Search code examples
pythonscikit-learnclassificationimbalanced-data

What SKLearn classifiers come with class_weight parameter


Working on an imbalanced project I was wondering what classifiers come with a class_weigth parameter out of the box.

Having been inspired by:

from sklearn.utils.testing import all_estimators

estimators = all_estimators()

for name, class_ in estimators:
     if hasattr(class_, 'predict_proba'):
     print(name) 

'compute_class_weight' is a function and not a class. So essentially I am looking for a snippet that prints any classifier that calls for compute_class_weight (to be 'balanced':-) function.


Solution

  • You can get the classifiers (not all estimators) and check for class_weight attribute in the instantiated objects:

    from sklearn.utils.testing import all_estimators
    
    estimators = all_estimators(type_filter='classifier')
    for name, class_ in estimators:
        if hasattr(class_(), 'class_weight'): # Note the parenthesis: class_() 
            print(name)
    

    Generates the list of the classifiers that can handle class imbalance:

    DecisionTreeClassifier
    ExtraTreeClassifier
    ExtraTreesClassifier
    LinearSVC
    LogisticRegression
    LogisticRegressionCV
    NuSVC
    PassiveAggressiveClassifier
    Perceptron
    RandomForestClassifier
    RidgeClassifier
    RidgeClassifierCV
    SGDClassifier
    SVC
    

    Note that class_weight is an attribute of the instantiated models and not of the classes of the models. The class LogisticRegression doesn't have class_weight, but a model of type LogisticRegression does.
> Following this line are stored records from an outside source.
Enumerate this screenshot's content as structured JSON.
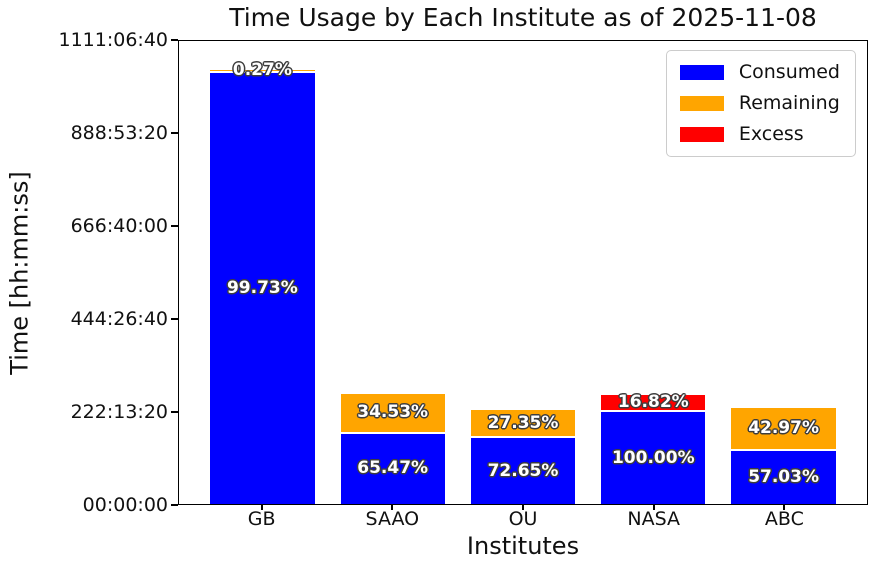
{
  "title": "Time Usage by Each Institute as of 2025-11-08",
  "x_axis_label": "Institutes",
  "y_axis_label": "Time [hh:mm:ss]",
  "legend": {
    "position": "upper right",
    "items": [
      {
        "label": "Consumed",
        "color": "#0000ff"
      },
      {
        "label": "Remaining",
        "color": "#ffa500"
      },
      {
        "label": "Excess",
        "color": "#ff0000"
      }
    ]
  },
  "chart_data": {
    "type": "bar",
    "stacked": true,
    "title": "Time Usage by Each Institute as of 2025-11-08",
    "xlabel": "Institutes",
    "ylabel": "Time [hh:mm:ss]",
    "grid": false,
    "legend_position": "upper right",
    "ylim_seconds": [
      0,
      4000000
    ],
    "y_ticks": [
      {
        "seconds": 0,
        "label": "00:00:00"
      },
      {
        "seconds": 800000,
        "label": "222:13:20"
      },
      {
        "seconds": 1600000,
        "label": "444:26:40"
      },
      {
        "seconds": 2400000,
        "label": "666:40:00"
      },
      {
        "seconds": 3200000,
        "label": "888:53:20"
      },
      {
        "seconds": 4000000,
        "label": "1111:06:40"
      }
    ],
    "categories": [
      "GB",
      "SAAO",
      "OU",
      "NASA",
      "ABC"
    ],
    "bars": [
      {
        "category": "GB",
        "allocation_seconds_est": 3760000,
        "allocation_hhmmss_est": "1044:26:40",
        "segments": [
          {
            "series": "Consumed",
            "percent": 99.73,
            "label": "99.73%"
          },
          {
            "series": "Remaining",
            "percent": 0.27,
            "label": "0.27%"
          }
        ]
      },
      {
        "category": "SAAO",
        "allocation_seconds_est": 954000,
        "allocation_hhmmss_est": "265:00:00",
        "segments": [
          {
            "series": "Consumed",
            "percent": 65.47,
            "label": "65.47%"
          },
          {
            "series": "Remaining",
            "percent": 34.53,
            "label": "34.53%"
          }
        ]
      },
      {
        "category": "OU",
        "allocation_seconds_est": 810000,
        "allocation_hhmmss_est": "225:00:00",
        "segments": [
          {
            "series": "Consumed",
            "percent": 72.65,
            "label": "72.65%"
          },
          {
            "series": "Remaining",
            "percent": 27.35,
            "label": "27.35%"
          }
        ]
      },
      {
        "category": "NASA",
        "allocation_seconds_est": 810000,
        "allocation_hhmmss_est": "225:00:00",
        "segments": [
          {
            "series": "Consumed",
            "percent": 100.0,
            "label": "100.00%"
          },
          {
            "series": "Excess",
            "percent": 16.82,
            "label": "16.82%"
          }
        ]
      },
      {
        "category": "ABC",
        "allocation_seconds_est": 828000,
        "allocation_hhmmss_est": "230:00:00",
        "segments": [
          {
            "series": "Consumed",
            "percent": 57.03,
            "label": "57.03%"
          },
          {
            "series": "Remaining",
            "percent": 42.97,
            "label": "42.97%"
          }
        ]
      }
    ],
    "bar_label_style": {
      "color": "#ffffff",
      "outline": "#3d3d3d"
    },
    "axis_color": "#000000",
    "background_color": "#ffffff"
  }
}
This is the basic Object-Oriented distiction between an instance and a class. You can check the difference practically with this code:

    from sklearn.linear_model import LogisticRegression
    
    logreg_class = LogisticRegression
    print(type(logreg_class))
    # >>> <class 'type'>
    
    logreg_model = LogisticRegression()
    print(type(logreg_model))
    # >>> <class 'sklearn.linear_model.logistic.LogisticRegression'>
    

    During the loop, class_ refers to the model class and class_() is a call to the constructor of that class, which returns an instance.